Sementara itu, lanjutnya, perkara yang didalami lembaga antirasuah, yakni terkait dengan bansos beras PKH 2020-2021.
"Saya dilantik oleh Pak Presiden 27 Desember 2020, dan ini sekitar bulan September dan tadi saya sudah lengkapi ke BPKP dan saya konsultasi hasilnya, jadi saya tidak tahu. Jadi kalau teman-teman tanya masalahnya di mana saya tidak tahu," ujarnya di kantor Kemensos, Rabu (24/5/2023).

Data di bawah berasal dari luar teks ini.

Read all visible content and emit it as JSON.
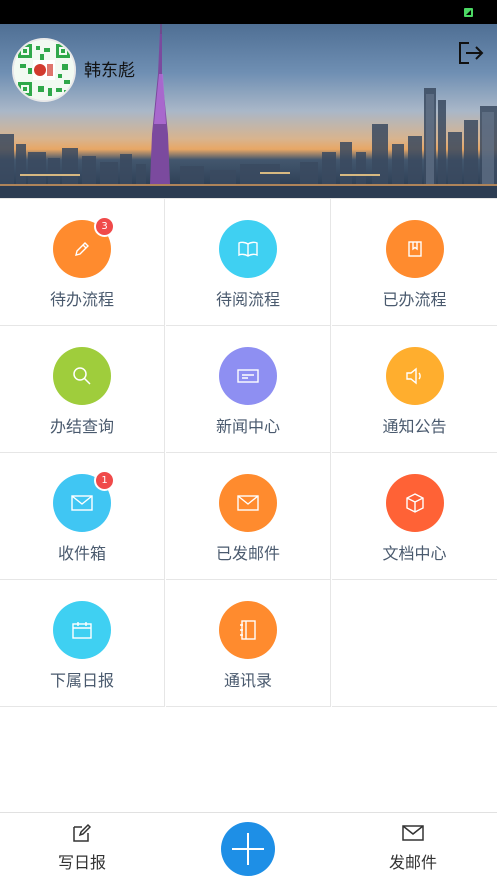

Adapun, saat ini KPK telah menetapkan beberapa tersangka dalam kasus tersebut. Satu di antaranya, yakni mantan Direktur Utama PT Transjakarta (Perseroda) Kuncoro Wibowo.
Kuncoro dan lima orang lainnya, juga telah dicegah untuk bepergian ke luar negeri selama enam bulan pertama oleh Direktorat Jenderal Imigrasi Kemenkumham.